Jenjira Srisa-ard

Personal information
- Nickname: Joy
- Nationality: Thai
- Born: 16 April 1995 (age 31) Bangkok, Thailand

Sport
- Sport: Swimming
- Strokes: Freestyle, Butterfly and Breaststroke

Medal record
Women's swimming
Representing Thailand
Asian Indoor and Martial Arts Games
| Gold medal – first place | 2013 Incheon | 50 m freestyle |
| Gold medal – first place | 2013 Incheon | 4 × 50 m freestyle relay |
| Gold medal – first place | 2017 Ashgabat | 50 m freestyle |
| Gold medal – first place | 2017 Ashgabat | 50 m butterfly |
| Silver medal – second place | 2013 Incheon | 4 × 100 m freestyle relay |
| Silver medal – second place | 2017 Ashgabat | 50 m breaststroke |
| Silver medal – second place | 2017 Ashgabat | 4 × 50 m medley relay |
| Bronze medal – third place | 2017 Ashgabat | 4 × 50 m freestyle relay |
| Bronze medal – third place | 2017 Ashgabat | 4 × 100 m freestyle relay |
| Bronze medal – third place | 2017 Ashgabat | 4 × 100 m medley relay |
Southeast Asian Games
| Gold medal – first place | 2021 Vietnam | 50 m butterfly |
| Gold medal – first place | 2021 Vietnam | 50 m freestyle |
| Gold medal – first place | 2023 Cambodia | 50 m breaststroke |
| Gold medal – first place | 2023 Cambodia | 50 m butterfly |
| Silver medal – second place | 2017 Kuala Lumpur | 50 m butterfly |
| Silver medal – second place | 2017 Kuala Lumpur | 4×100 m freestyle |
| Silver medal – second place | 2019 Philippines | 50 m freestyle |
| Silver medal – second place | 2019 Philippines | 50 m breaststroke |
| Silver medal – second place | 2019 Philippines | 50 m butterfly |
| Silver medal – second place | 2021 Vietnam | 50 m breaststroke |
| Silver medal – second place | 2021 Vietnam | 100 m freestyle |
| Silver medal – second place | 2021 Vietnam | 4×100 m freestyle |
| Silver medal – second place | 2025 Thailand | 50 m breaststroke |
| Bronze medal – third place | 2017 Kuala Lumpur | 50 m freestyle |
| Bronze medal – third place | 2019 Philippines | 4×100 m freestyle |
| Bronze medal – third place | 2023 Cambodia | 4×100 m freestyle |
| Bronze medal – third place | 2023 Cambodia | 4×100 m medley relay |
| Bronze medal – third place | 2023 Cambodia | 50 m freestyle |
| Bronze medal – third place | 2025 Thailand | 50 m butterfly |
ASEAN University Games
| Gold medal – first place | 2016 Singapore | 50 m butterfly |
| Silver medal – second place | 2016 Singapore | 50 m freestyle |
| Silver medal – second place | 2016 Singapore | 50 m breaststroke |

= Jenjira Srisa-ard =

Thai swimmer (born 1995)

Jenjira Srisaard (เจนจิรา ศรีสอาด; born 16 April 1995) is a Thai swimmer.

She competed in the women's 50 metre butterfly and women's 50 metre freestyle events at the 2012 FINA World Swimming Championships (25 m) held in Istanbul, Turkey.
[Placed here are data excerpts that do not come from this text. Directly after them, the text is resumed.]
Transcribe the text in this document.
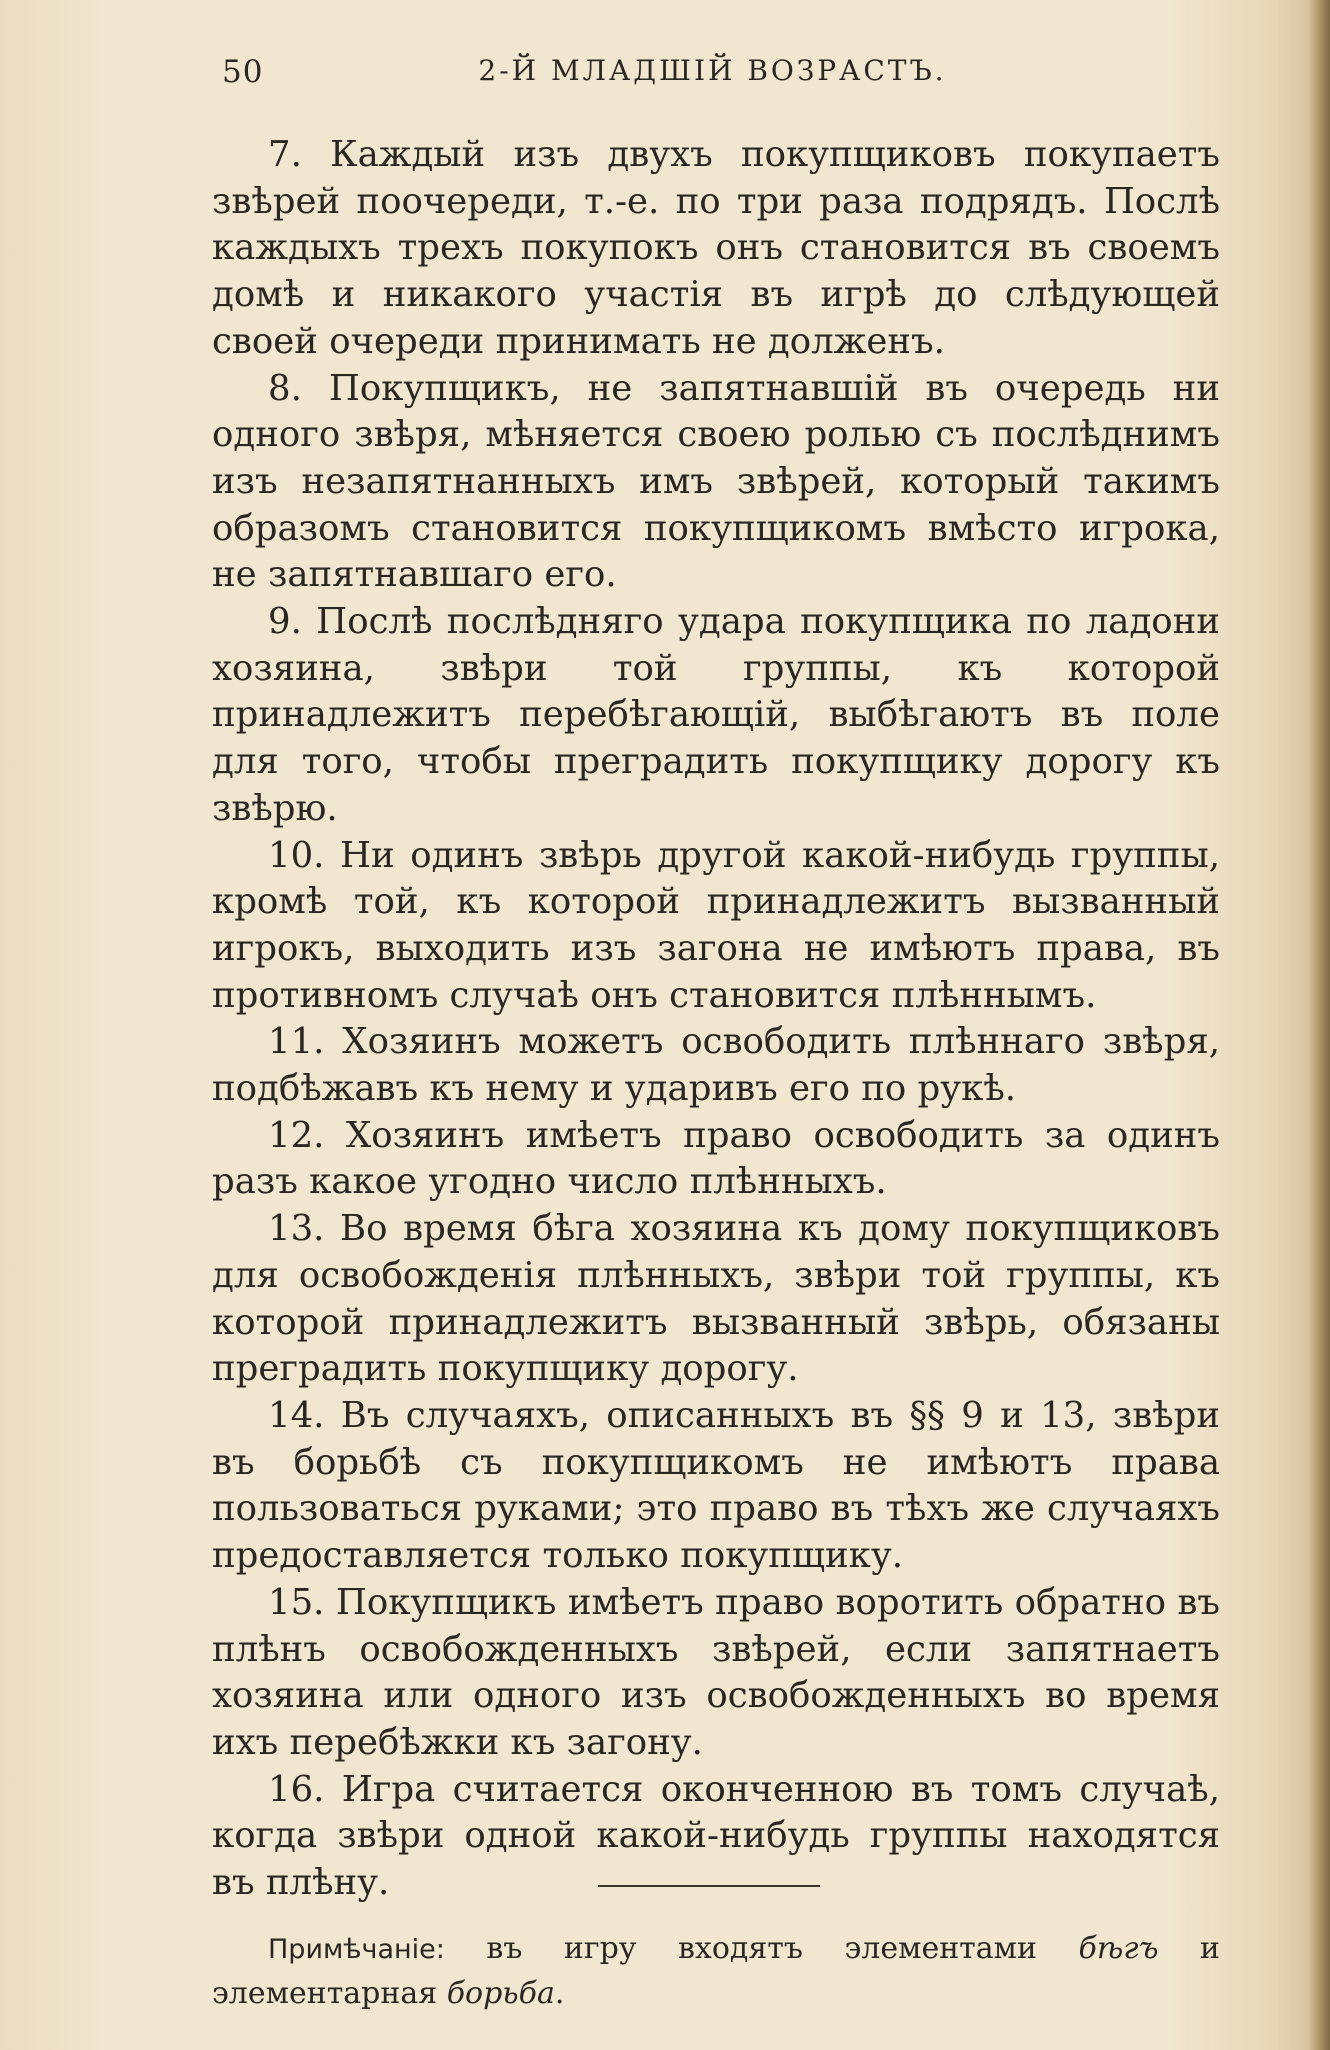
50	2-Й МЛАДШІЙ ВОЗРАСТЪ.

7. Каждый изъ двухъ покупщиковъ покупаетъ звѣрей поочереди, т.-е. по три раза подрядъ. Послѣ каждыхъ трехъ покупокъ онъ становится въ своемъ домѣ и никакого участія въ игрѣ до слѣдующей своей очереди принимать не долженъ.

8. Покупщикъ, не запятнавшій въ очередь ни одного звѣря, мѣняется своею ролью съ послѣднимъ изъ незапятнанныхъ имъ звѣрей, который такимъ образомъ становится покупщикомъ вмѣсто игрока, не запятнавшаго его.

9. Послѣ послѣдняго удара покупщика по ладони хозяина, звѣри той группы, къ которой принадлежитъ перебѣгающій, выбѣгаютъ въ поле для того, чтобы преградить покупщику дорогу къ звѣрю.

10. Ни одинъ звѣрь другой какой-нибудь группы, кромѣ той, къ которой принадлежитъ вызванный игрокъ, выходить изъ загона не имѣютъ права, въ противномъ случаѣ онъ становится плѣннымъ.

11. Хозяинъ можетъ освободить плѣннаго звѣря, подбѣжавъ къ нему и ударивъ его по рукѣ.

12. Хозяинъ имѣетъ право освободить за одинъ разъ какое угодно число плѣнныхъ.

13. Во время бѣга хозяина къ дому покупщиковъ для освобожденія плѣнныхъ, звѣри той группы, къ которой принадлежитъ вызванный звѣрь, обязаны преградить покупщику дорогу.

14. Въ случаяхъ, описанныхъ въ §§ 9 и 13, звѣри въ борьбѣ съ покупщикомъ не имѣютъ права пользоваться руками; это право въ тѣхъ же случаяхъ предоставляется только покупщику.

15. Покупщикъ имѣетъ право воротить обратно въ плѣнъ освобожденныхъ звѣрей, если запятнаетъ хозяина или одного изъ освобожденныхъ во время ихъ перебѣжки къ загону.

16. Игра считается оконченною въ томъ случаѣ, когда звѣри одной какой-нибудь группы находятся въ плѣну.

Примѣчаніе: въ игру входятъ элементами бѣгъ и элементарная борьба.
The following year, she competed in competed in short course swimming at the 2013 Asian Indoor and Martial Arts Games held in Incheon, South Korea. She also competed at the 2013 Southeast Asian Games held in Naypyidaw, Myanmar.

In 2017, she won two gold medals, two silver medals and three bronze medals in short course swimming at the 2017 Asian Indoor and Martial Arts Games held in Ashgabat, Turkmenistan. In 2018, she competed in swimming at the 2018 Asian Games held in Jakarta, Indonesia.

In 2019, she represented Thailand at the 2019 World Aquatics Championships held in Gwangju, South Korea. She competed in the women's 50 metre butterfly and women's 50 metre breaststroke events and in both events she did not advance to compete in the semi-finals.

In 2021, she represented Thailand at the 2020 Tokyo Olympic Games held in Tokyo, Japan. She competed in Women's 100 metre Freestyle and Women's 50 metre Freestyle events and in both events she did not advance to compete in the semi-finals.

She competed in the women's 4 × 100 metre freestyle relay at the 2022 World Aquatics Championships held in Budapest, Hungary.